A Reference Guide for the Antique Furniture Aficionado
Do you know what types of antique furniture you like? Can you identify the era, the age, or the history of your favorite pieces? Are you curious to know the history and origin of them? If so, this guide can help you identify what you like and give you some background information and origin of these beautiful hand-made antique heirloom pieces. Schweitzer Linen has traveled the world over and curated some truly gorgeous and unique decorative objects and furniture from various eras which are available to purchase. The following will help you learn more about them and why they are so unique.
Let’s start with THE VICTORIAN ERA.
This was an age of revivals. Victorians loved embellishment, not only on their clothing, but for all objects in their homes. The Victorian Era lasted a good long time – from 1840-1900, during which several distinct furniture styles evolved. Each were influenced by the medieval days through to the Renaissance and French 18th Century Louis XVI. Victorian design in general, and specifically furnishings, is widely viewed as having indulged in a grand use of ornament. The Victorian era is known for its interpretation and eclectic revival of historic styles mixed with the introduction of Middle East and Asian influences in furniture, fittings, interior design and décor.
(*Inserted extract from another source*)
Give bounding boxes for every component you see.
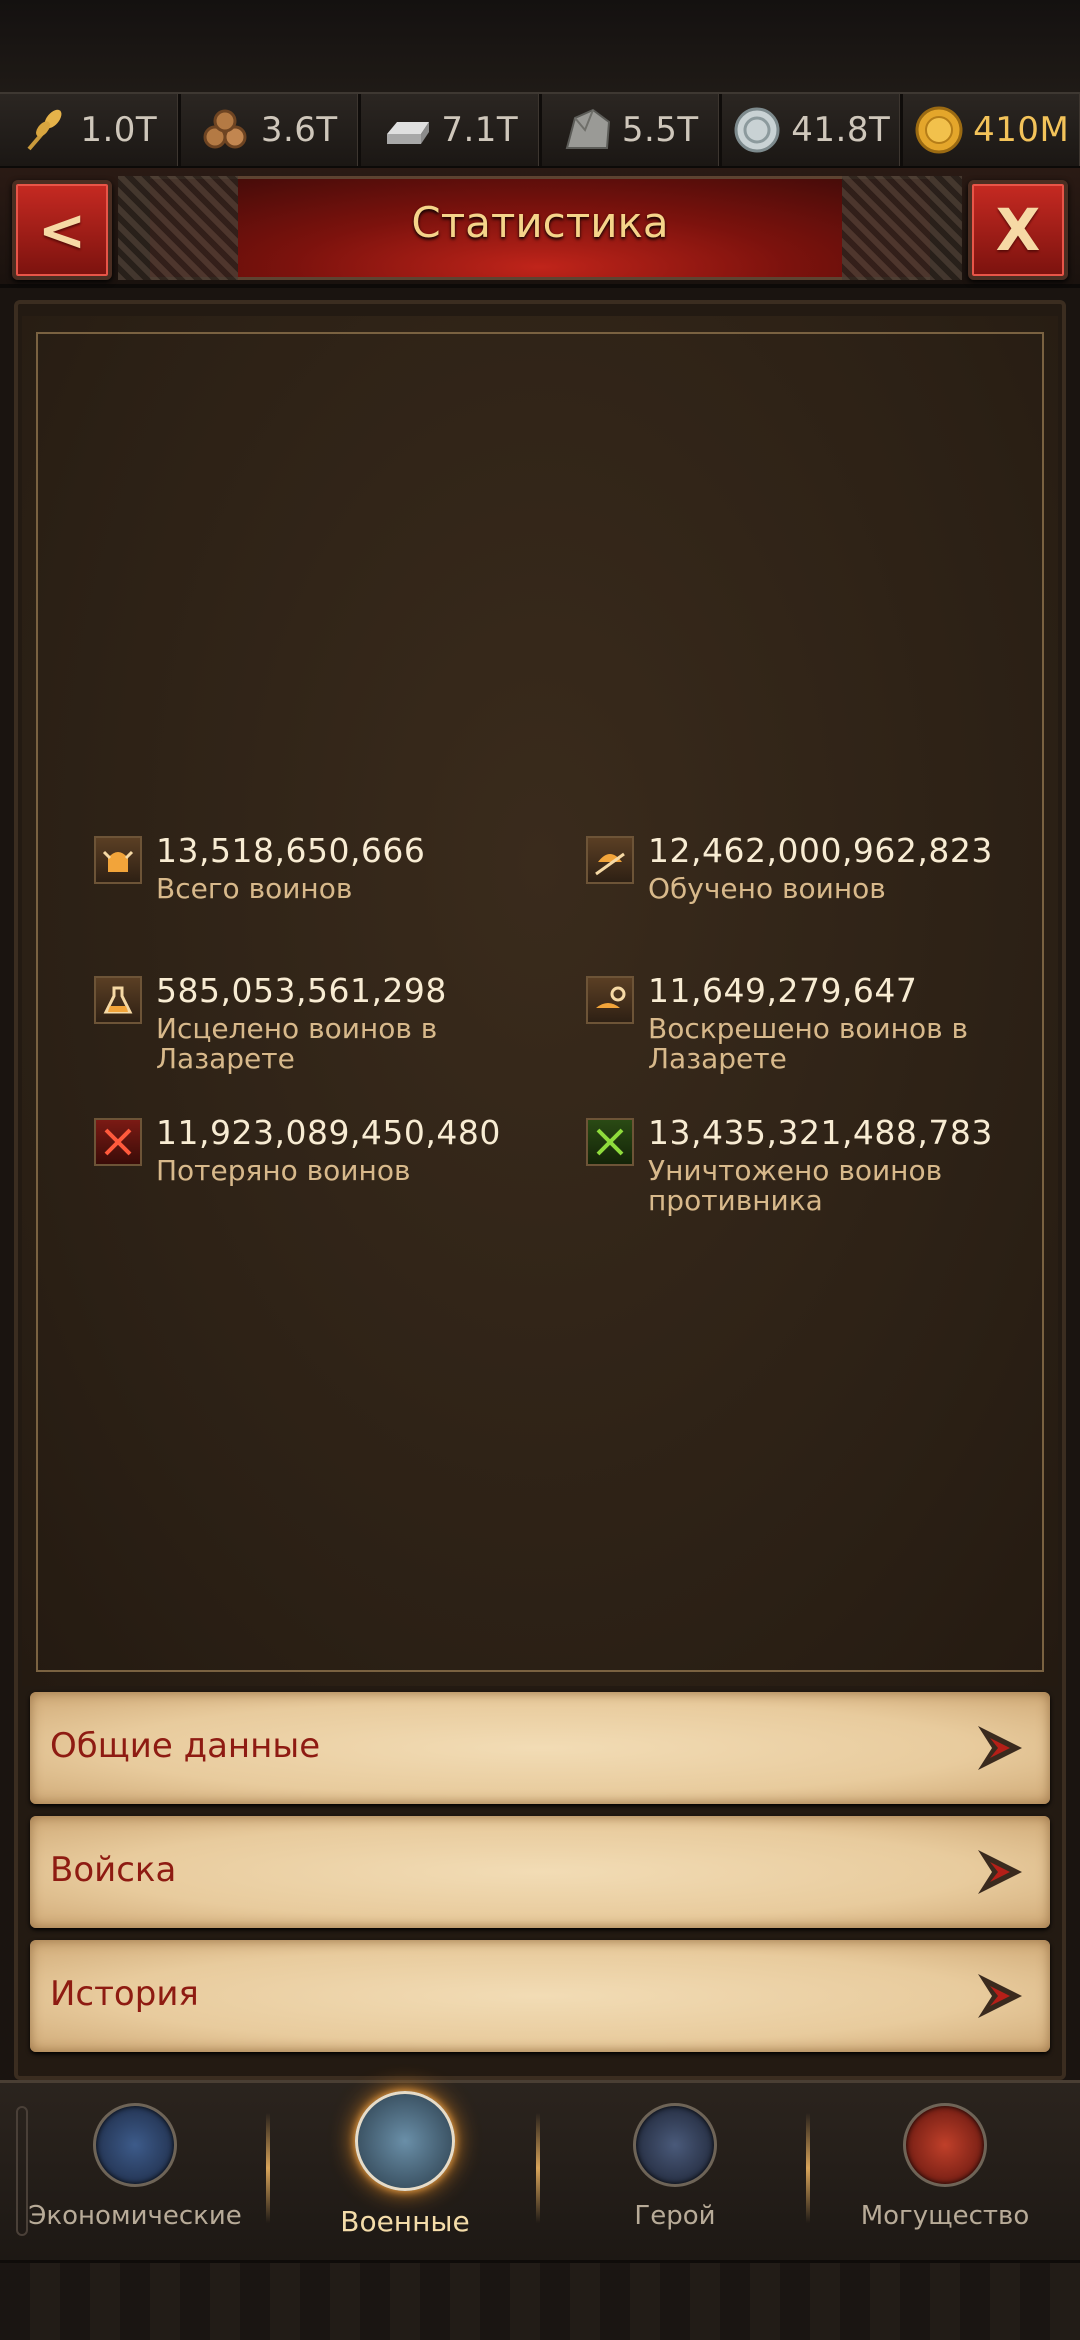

This beautiful Victorian side cabinet from Schweitzer Linen features dark wood popular at the time, golden decorative applied ormulo (molded bronze shaped pieces) and similarly decorated base.
Here is another beautiful representation of Victorian furniture from Schweitzer Linen. This is a set of Victorian Tilt Top Tables, featuring the inspired gold decorative florets and scrollwork, as well as decorative edging and mother of pearl top insets. Truly beautiful artisanship highlighting the Victorian trend in the application of decor.
Schweitzer Linen’s game table and cane-seat chairs exemplify the Victorian furniture style with its dark wood, golden fine scrolling florets and swirling details. The carefully woven cane seats are a great textural and contrasting element.
Neoclassic Revival (also called Louis XVI)
This style lasted from 1750 through 1800. Travels into Greece, Italy and the Near East which produced archaeological discoveries heralded in publications which spread quickly all over Europe. Thus, classical art became the inspiration for furniture design in this era. Neoclassic Revival style was much simpler, less heavily decorated, and thus lighter in outlook. Carved lines rather than in rectilinear shapes became curved again. Scrolling nor cartouche backs were no longer as trendy as they had been in the prior 20 years. Designers began to merge elements of Neoclassic, Renaissance Revival and even Rococo Revival in one piece.
This is a beautiful piece available from Schweitzer Linen perfectly represents the Neoclassic Revival elements of the era. Note the classically inspired openwork of the under-table panels, bas relief fruit at the corners, and finely turned and carved legs and center support with its own carved decorative element.
The Regency (also called Empire) era is basically a continuation of the neo-classical style but with a strong archaeological emphasis. The Egyptian campaign of Napoleon provided enormous inspiration for decorative ornaments. Winged lion pilasters and supports topped with palm leaves or sphinxes’ busts, carved in Mahogany furniture was enormously popular. Another classic stylistic quality is the solidity of these pieces.
Schweitzer Linen offers a beautiful example of an Empire style desk carved from beautifully grained mahogany with classically inspired side columns, a solid base and decorative brass ornamentation.
Early Flemish Baroque furniture dating from the 17th century, was an adaptation of the late Renaissance style. Oak cupboards were typical with four doors and chairs with seats and backs of velvet or leather held in place by nails. Most pieces are massive and solid pieces, of local woods with turnings. Dutch furniture of this period can be distinguished by its simpler design and a preference for molded panels over carved ornament. Later, marquetry and walnut-veneer surfaces became the most common decorative treatments.
A beautiful example of marketry on a drop leaf desk can be seen (and purchased) from Schweitzer Linen, dating from 1740. Note the detailed marquetry of musical instruments, scrolling leaves and leaf-filled chalices.
Named after the Directorate of France after the French Revolution, Directoire style trended from 1793 to 1804. It is characterized by Etruscan-appearing forms and motifs, including mythical and stylized animal forms. Most notable are mahogany dining tables of the style, which were decorative enough to be displayed without cloths.
Here is a gorgeous example of Directoire style in a set of bronze pitchers available from Schweitzer Linen. The fantastical shapes of fish, mermaids, cherubs and fluid design of the handles and marble based footings are beautifully coordinated. This is truly a masterpiece.